Welding to West of Shetland

The North Sea is facing some tough challenges. Elaine Maslin spoke with Brenda Wyllie, who aims to confront those challenges as part of the industry’s new regulator, as well as chairman of the DEVEX conference.

Brenda Wyllie

Poacher turned gamekeeper is always an interesting step to take and it is one Brenda Wyllie never foresaw taking. However, she’s not one to worry about breaking molds. Wyllie started out as an apprentice welder, graduated with an MSc in petroleum engineering, and went on to work for service companies and both large and smaller operators.

Now, after a stint at trade body Oil & Gas UK, she’s Northern North Sea and West of Shetland Area Manager at the newly formed UK North Sea regulator, the Oil and Gas Authority (OGA), and also heading up this year’s DEVEX conference, headlined as “Delivering positive change to maximize value.”

Recognizing that it’s not an easy time to be in the North Sea, the organizers – the Society of Petroleum Engineers, Petroleum Exploration Society of Great Britain and Aberdeen Formation Evaluation Society –have made the Aberdeen conference free, to help those perhaps not in work remain networked and up to speed.

Indeed, the basin, much of which is not profitable at US$30/bbl, faces some hard work in coming months and years and most of it will be about focusing on getting more out of what is already there. “In a $30/bbl world, we cannot get a shiny new asset, we have to look at what we have got and maximize production, drive costs down,” Wyllie says. “It’s looking at what we have currently available and how you can really squeeze it. We need to chase every barrel, every day.”

Wyllie’s career started in 1987, when, just out of school, she joined Halliburton in her home town Arbroath, Scotland, as an apprentice welder. She’d seen the service provider’s equipment proudly paraded through the town before its onward journey, often overseas, and was inspired.

“People like me didn’t go to university, it wasn’t an option,” Wyllie says, who was the only female at the site. “I remember that first day thinking ‘I’ve made it.’ I would have a skill and a job forever.” But, “back then, the oil price was $20/bbl,” she recalls. “It was a collapsing industry.”

Thanks to coaching from a boss at the time, Jack Stockdale, at the end of the five-year apprenticeship, Wyllie went to university, studying at Robert Gordon University in Aberdeen and then at the University of Stavanger on an exchange program, gaining an MSc as a petroleum engineer.

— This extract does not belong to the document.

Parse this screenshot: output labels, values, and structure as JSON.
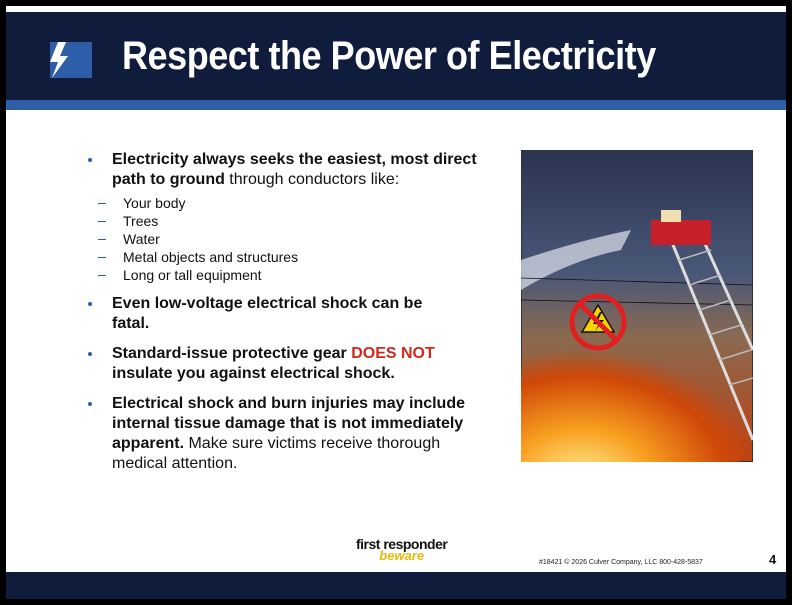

Her mission was to work for Schlumberger as a wireline engineer, which she achieved, working in Shetland servicing the Brents, Ninian, Cormorant and other fields before leaving to have three children. When she returned in 2006, it was to work for operators, including Hess, from 2006-2009, in Malaysia, then BP, in the North Sea, working on the Schiehallion and Loyal fields, and finally Canadian Natural Resources as UK production manager, up to March 2014.

Moving to work for operators, and different scale operators, set Wyllie up well for her latest roles, at Oil & Gas UK, then the OGA, the UK’s newly formed regulator, at a time when the industry is facing some major introspection. The UK North Sea was suffering from falling production, low exploration rates, and ever higher costs, even before the oil price collapse, resulting in the UK Government commissioning the Wood Review, an outcome of which was the formation of the OGA.

“My time at BP taught me some really good petroleum engineering work flows - they have got the field basics,” she says. “Working with the smaller companies, you can make some decisions quicker, but they’re not always the right decisions because they don’t have those work flows.

“I never thought I would be working for the regulator, but, reading the Wood Review and seeing all the work leading to the OGA, it became obvious. Working at CNR, I thought I had a helicopter view [looking after multiple assets]. At Oil & Gas UK, I then had a sense of seeing the industry from 35,000ft. It was an obvious step up to the OGA.”

DEVEX, running 18-19 May at Aberdeen Exhibition and Conference Centre, has a number of themes this year, including advanced recovery mechanisms, maximizing production, solutions to defer cessation of production, tight gas, best in class field development options, and near field exploration.

Wyllie is making it a mission to make sure there are core samples on show, and there will also be a field trip as part of the event. One of the focus areas is water flood. But it’s not just about looking to apply these technologies, it’s understanding what will work best where. “If you can add something in to your injection water it helps clean the rock,” Wyllie says. “But if you don’t have the basics right you will not get the best out.”